Tony Moll

No. 75, 79
- Position: Guard

Personal information
- Born: August 23, 1983 (age 42) Sonoma, California, U.S.
- Listed height: 6 ft 5 in (1.96 m)
- Listed weight: 315 lb (143 kg)

Career information
- High school: Sonoma Valley
- College: Nevada
- NFL draft: 2006: 5th round, 165th overall pick

Career history
- Green Bay Packers (2006–2008); Baltimore Ravens (2009–2010); Jacksonville Jaguars (2011)*; San Diego Chargers (2011); Washington Redskins (2012)*;
- * Offseason and/or practice squad member only

Career NFL statistics
- Games played: 63
- Games started: 22
- Fumble recoveries: 3
- Stats at Pro Football Reference

= Tony Moll =

American football player (born 1983)

Anthony Gene Moll (born August 23, 1983) is an American former professional football player who was a guard and offensive tackle in the National Football League (NFL). He was selected in the fifth round of the 2006 NFL draft by the Green Bay Packers. He played college football for the Nevada Wolf Pack.

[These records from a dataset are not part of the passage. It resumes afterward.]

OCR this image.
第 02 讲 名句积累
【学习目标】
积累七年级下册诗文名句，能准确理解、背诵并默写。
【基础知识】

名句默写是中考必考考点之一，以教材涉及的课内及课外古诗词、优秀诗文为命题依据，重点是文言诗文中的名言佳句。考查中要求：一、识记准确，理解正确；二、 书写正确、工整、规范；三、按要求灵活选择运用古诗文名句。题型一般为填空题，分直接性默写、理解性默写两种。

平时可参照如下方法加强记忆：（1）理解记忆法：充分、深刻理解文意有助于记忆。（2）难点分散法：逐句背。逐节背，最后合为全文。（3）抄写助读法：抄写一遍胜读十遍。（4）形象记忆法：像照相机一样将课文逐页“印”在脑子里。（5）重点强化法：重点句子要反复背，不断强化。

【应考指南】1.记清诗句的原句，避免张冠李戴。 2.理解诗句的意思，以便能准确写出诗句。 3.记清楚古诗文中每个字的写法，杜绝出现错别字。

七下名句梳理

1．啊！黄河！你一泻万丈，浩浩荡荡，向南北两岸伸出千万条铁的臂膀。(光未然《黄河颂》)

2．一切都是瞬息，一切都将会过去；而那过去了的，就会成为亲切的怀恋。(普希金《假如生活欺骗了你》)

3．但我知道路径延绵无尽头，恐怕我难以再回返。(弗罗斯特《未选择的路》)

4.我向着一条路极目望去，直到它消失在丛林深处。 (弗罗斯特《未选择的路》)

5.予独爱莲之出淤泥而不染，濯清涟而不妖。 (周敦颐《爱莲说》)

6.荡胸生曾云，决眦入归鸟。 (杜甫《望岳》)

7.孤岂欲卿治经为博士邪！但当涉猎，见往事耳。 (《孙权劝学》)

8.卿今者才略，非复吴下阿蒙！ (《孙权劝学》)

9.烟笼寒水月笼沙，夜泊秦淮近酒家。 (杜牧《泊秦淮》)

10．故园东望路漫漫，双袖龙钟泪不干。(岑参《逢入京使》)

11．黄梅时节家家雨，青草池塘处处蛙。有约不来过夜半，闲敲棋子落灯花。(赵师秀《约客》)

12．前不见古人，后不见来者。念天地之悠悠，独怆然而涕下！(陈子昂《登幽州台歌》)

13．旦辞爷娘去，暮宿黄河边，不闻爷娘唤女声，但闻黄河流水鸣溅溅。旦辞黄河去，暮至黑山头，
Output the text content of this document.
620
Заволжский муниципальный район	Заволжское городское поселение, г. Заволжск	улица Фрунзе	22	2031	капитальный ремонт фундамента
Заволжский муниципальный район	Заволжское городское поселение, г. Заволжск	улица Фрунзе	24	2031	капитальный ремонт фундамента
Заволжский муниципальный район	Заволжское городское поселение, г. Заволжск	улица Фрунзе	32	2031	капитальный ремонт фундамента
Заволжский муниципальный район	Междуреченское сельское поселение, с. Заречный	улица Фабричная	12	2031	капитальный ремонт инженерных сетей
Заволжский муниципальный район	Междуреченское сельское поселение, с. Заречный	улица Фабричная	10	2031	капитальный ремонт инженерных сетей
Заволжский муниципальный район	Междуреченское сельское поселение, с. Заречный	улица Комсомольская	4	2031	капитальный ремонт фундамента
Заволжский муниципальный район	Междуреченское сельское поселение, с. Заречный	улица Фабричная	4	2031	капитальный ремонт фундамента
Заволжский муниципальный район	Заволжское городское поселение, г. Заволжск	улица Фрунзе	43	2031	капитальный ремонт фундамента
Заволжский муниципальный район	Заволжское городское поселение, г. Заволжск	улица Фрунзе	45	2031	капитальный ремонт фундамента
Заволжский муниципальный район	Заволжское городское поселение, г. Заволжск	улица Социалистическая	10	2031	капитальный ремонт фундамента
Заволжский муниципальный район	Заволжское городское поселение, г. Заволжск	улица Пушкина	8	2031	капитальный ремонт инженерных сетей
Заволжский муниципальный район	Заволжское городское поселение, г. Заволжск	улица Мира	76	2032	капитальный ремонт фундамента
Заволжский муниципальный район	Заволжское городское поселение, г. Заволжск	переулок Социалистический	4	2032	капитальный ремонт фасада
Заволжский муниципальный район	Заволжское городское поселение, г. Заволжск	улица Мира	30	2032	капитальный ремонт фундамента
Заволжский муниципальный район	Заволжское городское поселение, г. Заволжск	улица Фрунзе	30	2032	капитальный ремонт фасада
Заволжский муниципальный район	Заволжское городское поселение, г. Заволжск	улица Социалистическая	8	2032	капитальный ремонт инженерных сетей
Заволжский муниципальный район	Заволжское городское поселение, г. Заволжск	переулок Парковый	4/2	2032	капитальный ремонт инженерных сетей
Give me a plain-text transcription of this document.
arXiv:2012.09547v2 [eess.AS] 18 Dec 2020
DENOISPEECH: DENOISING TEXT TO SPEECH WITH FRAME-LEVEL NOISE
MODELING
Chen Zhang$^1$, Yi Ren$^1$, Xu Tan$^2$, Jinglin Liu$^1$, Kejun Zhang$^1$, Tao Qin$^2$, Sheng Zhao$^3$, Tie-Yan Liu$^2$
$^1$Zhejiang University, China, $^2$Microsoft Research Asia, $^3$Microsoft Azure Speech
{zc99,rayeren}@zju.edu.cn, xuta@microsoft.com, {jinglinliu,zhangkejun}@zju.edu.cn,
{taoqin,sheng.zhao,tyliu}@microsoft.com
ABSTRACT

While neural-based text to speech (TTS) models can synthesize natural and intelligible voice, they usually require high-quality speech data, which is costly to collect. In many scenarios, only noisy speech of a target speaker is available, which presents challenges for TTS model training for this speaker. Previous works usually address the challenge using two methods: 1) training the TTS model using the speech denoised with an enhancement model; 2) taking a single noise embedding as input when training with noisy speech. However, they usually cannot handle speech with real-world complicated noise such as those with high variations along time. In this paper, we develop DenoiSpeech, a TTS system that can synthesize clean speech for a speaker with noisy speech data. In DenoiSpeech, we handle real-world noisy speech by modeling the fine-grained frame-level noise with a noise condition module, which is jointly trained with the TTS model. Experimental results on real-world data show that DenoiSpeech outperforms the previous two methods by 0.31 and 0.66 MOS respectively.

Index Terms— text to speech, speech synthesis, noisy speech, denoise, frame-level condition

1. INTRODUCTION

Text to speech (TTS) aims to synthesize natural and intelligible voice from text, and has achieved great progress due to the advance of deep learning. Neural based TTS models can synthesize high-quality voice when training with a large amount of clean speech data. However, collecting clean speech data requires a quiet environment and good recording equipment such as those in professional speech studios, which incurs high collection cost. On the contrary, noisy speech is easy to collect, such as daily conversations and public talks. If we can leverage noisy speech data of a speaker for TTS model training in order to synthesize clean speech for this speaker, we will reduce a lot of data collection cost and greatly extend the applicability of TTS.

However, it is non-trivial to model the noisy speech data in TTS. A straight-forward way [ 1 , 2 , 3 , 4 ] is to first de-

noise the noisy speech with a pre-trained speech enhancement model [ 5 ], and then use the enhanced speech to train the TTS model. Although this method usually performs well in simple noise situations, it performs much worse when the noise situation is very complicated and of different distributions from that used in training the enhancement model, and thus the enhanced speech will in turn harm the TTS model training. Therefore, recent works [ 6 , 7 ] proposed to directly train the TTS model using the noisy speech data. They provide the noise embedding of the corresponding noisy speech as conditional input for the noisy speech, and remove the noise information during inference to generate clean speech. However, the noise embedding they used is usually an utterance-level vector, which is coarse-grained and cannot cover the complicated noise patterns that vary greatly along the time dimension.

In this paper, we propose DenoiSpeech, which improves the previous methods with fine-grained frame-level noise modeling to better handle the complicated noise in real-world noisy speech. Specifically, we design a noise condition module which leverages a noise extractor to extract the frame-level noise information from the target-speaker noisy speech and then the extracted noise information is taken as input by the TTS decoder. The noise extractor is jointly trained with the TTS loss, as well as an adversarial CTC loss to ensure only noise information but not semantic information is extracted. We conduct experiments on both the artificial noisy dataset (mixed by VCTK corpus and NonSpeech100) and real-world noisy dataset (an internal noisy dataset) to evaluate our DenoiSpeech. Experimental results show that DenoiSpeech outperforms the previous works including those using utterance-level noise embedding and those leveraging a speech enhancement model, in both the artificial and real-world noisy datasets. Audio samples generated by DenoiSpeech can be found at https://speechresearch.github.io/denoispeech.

He was also a member of the Baltimore Ravens, Jacksonville Jaguars, San Diego Chargers, and Washington Redskins.

==College career==

===Sonoma===
Born in Sonoma, California, he attended Sonoma Valley High School where he was an All-Empire defensive end. He graduated from Sonoma Valley in 2001.

===Nevada===
Moll played college football for the Wolf Pack at the University of Nevada, Reno. He played tight end until his senior year when he was switched to left tackle, a position at which he earned first-team all-Western Athletic Conference honors. Nevada coach Chris Ault said of Moll, "He's as mentally tough as any athlete I've ever coached."

==Professional career==

===Green Bay Packers===
Moll was selected by the Green Bay Packers in the fifth round of the 2006 NFL draft. Considered a "fringe" NFL draft pick, Packers coach Mike McCarthy said, "If you'd told me Tony Moll would be starting for us in the spring after the first minicamp, frankly, I would've taken that bet." Even his mother, Gina Moll, noted, "When he first got drafted, we said 'OK, let's just hope he makes the practice squad.'" The 6 foot, 5 inch rookie surprised McCarthy, earned a spot in the Packers' lineup, and became "a blocking mainstay" for Green Bay quarterback Brett Favre. He appeared in all 16 games for the 2006 Packers, starting five games each at right guard and right tackle. In his second season with the Packers, Moll suffered a pinched nerve in his neck during training camp. He recalled, "There was a flash of pain. It resulted in pins and needles in my fingers, like when you hit your funny bone." He missed the first five games of the season due to the injury, started the next three games, and then re-injured himself. He appeared in a total of nine games in 2007, three as a starter. As a third-year player in 2008, Moll split his playing time between the right guard and right tackle positions. He appeared in 14 games for the 2008 Packers, but only five as a starter.

===Baltimore Ravens===
In September 2009, Moll was traded to the right Baltimore Ravens for defensive back Derrick Martin. Moll appeared in five games for the Ravens in 2009, none as a starter. In April 2010, the Ravens re-signed Moll as a restricted free agent to a one-year, $1.176 million contract.

===Jacksonville Jaguars===
Moll signed with the Jacksonville Jaguars on August 10, 2011. He was released on September 3.

===San Diego Chargers===
The San Diego Chargers signed him on November 15, 2011. He became an unrestricted free agent at the end of the 2011 season.

===Washington Redskins===
The Washington Redskins signed him on August 4, 2012. He was released by the team on August 27.